Nomi Ellenson began work as a red carpet and fashion photographer for Getty Images and wanted to encourage a broader definition of beauty. Now, Nomi is a boudoir photographer, who over the years has empowered over 800 women to embrace their own unique beauty. This June, Ms. Ellenson co-authored a children's book, I Love My Body Because, which encourages children to see the similarities and differences between individual bodies and celebrate both. We sat down with Nomi to discuss her work, how her Jewish values have shaped what she does, and her mission to help people of all ages and genders, to see themselves as b'tzelem Elohim, created in the image of the Divine .
What inspired you to work as a boudoir photographer?
When my family immigrated from Eastern Europe to New York, they opened a shmatte (garment) store, which has since evolved into a lingerie shop on the Upper West Side of Manhattan.
I grew up with lingerie being very normal. My great grandmother was infamous for helping women find the right bra, fitting women for bras until she was 95. I knew Grandma Selma helped women feel better in their bodies, and she inspired me to move in that direction. She showed me how lingerie could be a tool of empowerment.
Both of my parents are Reform rabbis. I saw how important it is to be passionate about your work. I always thought that my job should align with my values.
I got my start as a photographer doing fashion week and red-carpet photography and saw how much we valued celebrity and certain body types, and I felt very unaligned. So, I started to work with different modeling agencies and would dress the models in lingerie because that was the fashion I was aware of. Someone asked me if I had heard of boudoir photography, and something clicked.
Doing boudoir photography isn't something people equate with writing children's books. What are some parallels between your photography and your book?
I've photographed over 800 women and have seen how many women really struggle with body image and accepting who we are, and the photography really helps them feel better about themselves. I Love My Body Because shares the same sentiment of helping people understand how special, valuable, and worthy their bodies are.
How does your work intersect with your Jewish values surrounding body positivity?
One of the most important values is we're all made in the image of God, or b'tzelem Elohim, and there is no hierarchy when it comes to bodies. We all are worthy of feeling good in this human form.

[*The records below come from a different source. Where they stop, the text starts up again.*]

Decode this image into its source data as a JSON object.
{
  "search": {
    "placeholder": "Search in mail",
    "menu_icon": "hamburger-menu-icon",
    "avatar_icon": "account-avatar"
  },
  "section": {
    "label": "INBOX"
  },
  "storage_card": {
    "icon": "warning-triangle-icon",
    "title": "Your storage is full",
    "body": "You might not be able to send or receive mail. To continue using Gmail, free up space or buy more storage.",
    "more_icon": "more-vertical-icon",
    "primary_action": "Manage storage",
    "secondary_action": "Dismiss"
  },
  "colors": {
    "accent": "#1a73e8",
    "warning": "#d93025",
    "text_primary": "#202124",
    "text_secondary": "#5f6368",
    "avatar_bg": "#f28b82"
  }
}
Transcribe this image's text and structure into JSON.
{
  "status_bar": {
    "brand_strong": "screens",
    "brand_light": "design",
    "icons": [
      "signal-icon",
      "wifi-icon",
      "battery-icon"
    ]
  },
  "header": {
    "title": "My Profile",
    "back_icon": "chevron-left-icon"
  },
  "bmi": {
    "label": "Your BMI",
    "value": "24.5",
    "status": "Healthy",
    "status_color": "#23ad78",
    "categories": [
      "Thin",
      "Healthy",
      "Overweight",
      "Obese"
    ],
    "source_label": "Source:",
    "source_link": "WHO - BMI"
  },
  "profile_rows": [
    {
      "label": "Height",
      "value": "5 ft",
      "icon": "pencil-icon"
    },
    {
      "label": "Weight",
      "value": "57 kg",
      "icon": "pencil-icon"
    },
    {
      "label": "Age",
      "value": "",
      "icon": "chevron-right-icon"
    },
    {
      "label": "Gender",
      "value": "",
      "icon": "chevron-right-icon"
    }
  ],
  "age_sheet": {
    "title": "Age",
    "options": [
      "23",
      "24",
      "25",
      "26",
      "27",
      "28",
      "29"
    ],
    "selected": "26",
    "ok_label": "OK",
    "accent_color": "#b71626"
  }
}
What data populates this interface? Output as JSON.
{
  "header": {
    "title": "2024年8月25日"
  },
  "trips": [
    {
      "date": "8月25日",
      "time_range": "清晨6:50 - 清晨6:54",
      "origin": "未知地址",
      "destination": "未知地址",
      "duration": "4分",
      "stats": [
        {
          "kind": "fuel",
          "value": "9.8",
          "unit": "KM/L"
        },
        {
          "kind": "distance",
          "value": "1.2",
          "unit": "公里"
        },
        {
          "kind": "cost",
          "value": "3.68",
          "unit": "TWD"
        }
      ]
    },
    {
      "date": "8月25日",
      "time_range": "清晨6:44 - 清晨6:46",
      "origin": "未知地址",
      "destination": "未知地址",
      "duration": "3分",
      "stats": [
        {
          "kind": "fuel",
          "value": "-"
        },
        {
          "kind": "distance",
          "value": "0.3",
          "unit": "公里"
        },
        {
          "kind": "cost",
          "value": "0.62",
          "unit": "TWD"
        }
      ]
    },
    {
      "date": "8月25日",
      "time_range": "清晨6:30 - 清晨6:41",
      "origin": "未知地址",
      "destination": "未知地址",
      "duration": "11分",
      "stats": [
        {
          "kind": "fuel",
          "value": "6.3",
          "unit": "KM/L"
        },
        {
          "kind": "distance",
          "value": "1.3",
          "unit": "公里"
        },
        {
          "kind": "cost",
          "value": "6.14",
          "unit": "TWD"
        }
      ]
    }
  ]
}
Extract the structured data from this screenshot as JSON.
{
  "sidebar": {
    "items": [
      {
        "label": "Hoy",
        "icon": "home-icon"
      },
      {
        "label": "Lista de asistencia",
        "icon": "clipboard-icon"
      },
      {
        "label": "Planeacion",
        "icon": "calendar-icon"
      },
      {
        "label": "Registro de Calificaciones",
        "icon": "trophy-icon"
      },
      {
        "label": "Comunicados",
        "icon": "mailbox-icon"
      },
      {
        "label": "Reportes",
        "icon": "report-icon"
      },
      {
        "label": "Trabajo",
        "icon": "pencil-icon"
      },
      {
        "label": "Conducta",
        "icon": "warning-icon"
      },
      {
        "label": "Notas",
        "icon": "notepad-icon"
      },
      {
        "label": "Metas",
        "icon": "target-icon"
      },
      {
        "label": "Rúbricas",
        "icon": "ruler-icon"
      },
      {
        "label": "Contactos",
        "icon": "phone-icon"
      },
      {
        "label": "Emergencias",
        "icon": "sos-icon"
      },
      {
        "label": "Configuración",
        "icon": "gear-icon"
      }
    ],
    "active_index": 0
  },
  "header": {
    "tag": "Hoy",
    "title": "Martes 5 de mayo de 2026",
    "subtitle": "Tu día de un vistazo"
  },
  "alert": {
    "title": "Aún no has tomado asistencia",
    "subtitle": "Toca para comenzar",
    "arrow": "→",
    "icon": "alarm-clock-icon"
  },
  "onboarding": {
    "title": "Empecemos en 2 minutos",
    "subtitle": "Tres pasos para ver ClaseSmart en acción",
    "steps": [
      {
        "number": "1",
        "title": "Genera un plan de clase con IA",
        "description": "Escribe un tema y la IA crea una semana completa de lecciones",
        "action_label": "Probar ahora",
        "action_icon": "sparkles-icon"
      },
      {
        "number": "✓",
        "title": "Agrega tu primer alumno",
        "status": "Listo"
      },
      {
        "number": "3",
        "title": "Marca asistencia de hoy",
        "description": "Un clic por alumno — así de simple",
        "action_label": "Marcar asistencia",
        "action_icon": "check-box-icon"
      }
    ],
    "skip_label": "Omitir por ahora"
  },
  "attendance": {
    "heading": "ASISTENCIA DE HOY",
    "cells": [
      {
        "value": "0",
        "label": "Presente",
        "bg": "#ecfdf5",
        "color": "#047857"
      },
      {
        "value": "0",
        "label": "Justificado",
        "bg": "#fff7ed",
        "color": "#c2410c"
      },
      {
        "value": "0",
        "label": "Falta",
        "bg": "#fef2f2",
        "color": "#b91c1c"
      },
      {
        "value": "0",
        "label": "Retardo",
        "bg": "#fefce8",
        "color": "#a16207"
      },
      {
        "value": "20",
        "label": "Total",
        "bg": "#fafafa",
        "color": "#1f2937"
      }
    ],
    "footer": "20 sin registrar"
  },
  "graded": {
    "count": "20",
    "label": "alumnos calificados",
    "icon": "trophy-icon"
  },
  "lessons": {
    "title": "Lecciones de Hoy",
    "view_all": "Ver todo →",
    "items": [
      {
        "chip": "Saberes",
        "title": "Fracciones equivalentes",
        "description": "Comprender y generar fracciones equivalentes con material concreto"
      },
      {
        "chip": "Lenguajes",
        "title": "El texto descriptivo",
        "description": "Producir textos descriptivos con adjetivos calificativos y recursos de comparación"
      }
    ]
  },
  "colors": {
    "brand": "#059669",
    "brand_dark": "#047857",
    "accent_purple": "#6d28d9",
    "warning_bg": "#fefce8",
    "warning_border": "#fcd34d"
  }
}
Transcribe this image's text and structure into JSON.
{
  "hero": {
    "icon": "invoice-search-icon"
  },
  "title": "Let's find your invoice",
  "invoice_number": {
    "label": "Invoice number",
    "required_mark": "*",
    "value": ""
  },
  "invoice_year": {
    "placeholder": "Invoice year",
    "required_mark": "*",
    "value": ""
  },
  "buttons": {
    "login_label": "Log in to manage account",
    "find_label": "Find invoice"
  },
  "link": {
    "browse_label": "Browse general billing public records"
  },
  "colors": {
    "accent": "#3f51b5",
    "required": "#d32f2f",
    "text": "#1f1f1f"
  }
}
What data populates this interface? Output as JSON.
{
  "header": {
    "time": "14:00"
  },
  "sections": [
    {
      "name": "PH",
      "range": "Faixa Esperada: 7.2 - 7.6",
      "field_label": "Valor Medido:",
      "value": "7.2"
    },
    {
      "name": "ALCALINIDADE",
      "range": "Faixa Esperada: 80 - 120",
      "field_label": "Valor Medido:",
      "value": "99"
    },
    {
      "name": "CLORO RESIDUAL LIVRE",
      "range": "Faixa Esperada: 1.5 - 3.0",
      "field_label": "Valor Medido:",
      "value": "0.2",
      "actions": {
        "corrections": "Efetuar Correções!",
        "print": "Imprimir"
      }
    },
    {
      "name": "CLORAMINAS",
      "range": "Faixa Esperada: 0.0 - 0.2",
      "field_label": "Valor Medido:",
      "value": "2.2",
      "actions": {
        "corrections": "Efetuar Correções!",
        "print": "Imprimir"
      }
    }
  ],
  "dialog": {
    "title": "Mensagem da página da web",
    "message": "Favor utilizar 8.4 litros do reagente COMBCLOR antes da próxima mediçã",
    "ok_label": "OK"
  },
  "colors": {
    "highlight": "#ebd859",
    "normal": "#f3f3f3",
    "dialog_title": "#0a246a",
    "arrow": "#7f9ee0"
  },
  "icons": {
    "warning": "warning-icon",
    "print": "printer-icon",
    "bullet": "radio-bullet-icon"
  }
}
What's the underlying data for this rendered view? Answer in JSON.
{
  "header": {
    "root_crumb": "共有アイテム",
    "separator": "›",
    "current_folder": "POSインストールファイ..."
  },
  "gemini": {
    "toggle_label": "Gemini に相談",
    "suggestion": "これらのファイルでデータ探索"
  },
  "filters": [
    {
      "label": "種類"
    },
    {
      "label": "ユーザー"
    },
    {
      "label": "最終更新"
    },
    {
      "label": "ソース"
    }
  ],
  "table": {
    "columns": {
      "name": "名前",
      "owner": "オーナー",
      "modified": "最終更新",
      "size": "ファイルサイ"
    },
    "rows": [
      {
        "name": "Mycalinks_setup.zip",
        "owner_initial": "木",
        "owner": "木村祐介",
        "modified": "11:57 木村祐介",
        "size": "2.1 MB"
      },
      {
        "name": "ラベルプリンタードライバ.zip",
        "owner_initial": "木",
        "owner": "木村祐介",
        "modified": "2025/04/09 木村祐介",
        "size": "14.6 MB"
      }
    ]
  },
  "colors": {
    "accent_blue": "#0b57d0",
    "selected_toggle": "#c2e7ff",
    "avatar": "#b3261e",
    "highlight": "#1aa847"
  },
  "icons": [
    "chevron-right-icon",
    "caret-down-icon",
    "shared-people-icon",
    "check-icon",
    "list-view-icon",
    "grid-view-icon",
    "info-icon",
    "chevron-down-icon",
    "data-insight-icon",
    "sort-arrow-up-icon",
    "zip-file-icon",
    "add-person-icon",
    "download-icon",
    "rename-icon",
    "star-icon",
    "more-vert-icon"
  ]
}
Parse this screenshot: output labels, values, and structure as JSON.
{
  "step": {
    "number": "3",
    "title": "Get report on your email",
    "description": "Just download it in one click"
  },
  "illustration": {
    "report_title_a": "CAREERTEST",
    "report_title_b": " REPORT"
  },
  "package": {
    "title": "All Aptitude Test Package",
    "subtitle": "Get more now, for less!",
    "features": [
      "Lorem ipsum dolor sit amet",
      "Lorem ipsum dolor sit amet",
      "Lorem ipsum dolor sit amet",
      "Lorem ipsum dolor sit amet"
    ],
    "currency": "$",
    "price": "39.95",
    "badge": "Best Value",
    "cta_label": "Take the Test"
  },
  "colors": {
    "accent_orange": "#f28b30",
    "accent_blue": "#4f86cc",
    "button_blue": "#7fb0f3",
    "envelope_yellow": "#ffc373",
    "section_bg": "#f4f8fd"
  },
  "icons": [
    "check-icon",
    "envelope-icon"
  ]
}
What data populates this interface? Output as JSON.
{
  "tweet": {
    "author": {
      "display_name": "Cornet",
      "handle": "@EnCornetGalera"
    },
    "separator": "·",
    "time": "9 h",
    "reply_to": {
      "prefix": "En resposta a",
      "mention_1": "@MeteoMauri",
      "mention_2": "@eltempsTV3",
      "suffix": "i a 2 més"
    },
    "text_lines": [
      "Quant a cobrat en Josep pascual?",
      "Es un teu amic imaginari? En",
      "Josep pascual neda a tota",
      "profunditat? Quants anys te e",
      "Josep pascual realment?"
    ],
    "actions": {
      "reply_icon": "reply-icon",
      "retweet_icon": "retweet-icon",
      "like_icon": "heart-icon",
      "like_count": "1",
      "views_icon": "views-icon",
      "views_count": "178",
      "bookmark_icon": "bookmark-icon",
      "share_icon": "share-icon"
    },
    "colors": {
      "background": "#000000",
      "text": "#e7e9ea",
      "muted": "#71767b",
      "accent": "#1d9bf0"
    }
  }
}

We (often) feel isolated and alone when it comes to how we feel about our bodies, because of our unique shape(s) and size(s). If we give ourselves permission to accept ourselves as we are, it allows us to accept and value others exactly as they are, too. B'tzelem Elohim is about seeing the image of God in others and seeing that divine spark in ourselves.
I also really believe in the power of one, that if you change one person's life, you've changed the whole world. My boudoir shoots are very one-on-one, it's like art therapy. By working with one person at a time, I'm able to shift how they think about themselves and that in turn changes how they feel, and they can then help others see beauty differently, as well.
I think it also goes back to "love thy neighbor as thyself." In my studio, I focus on creating an environment that feels safe and comfortable. [I also focus on] helping my clients feel like they can trust me. Whenever I think about my clients, I always think about how I would want to feel, and how I would want to be treated. That goes back to loving dynamics and decreasing isolation while celebrating our individuality and holding both of those paradigms in balance.
What is something you want kids to take away from your book?
All of us could use a healthy dose of returning to the foundation of what our bodies allow us to do, and hopefully [this book] creates a sense of gratitude for this human form. What I desire is that after reading, [children discover] that, "their body is different than mine. My body is different in this way, and their body is different in that way," but with a sense of joy, and [reinforces that] one is not better versus another.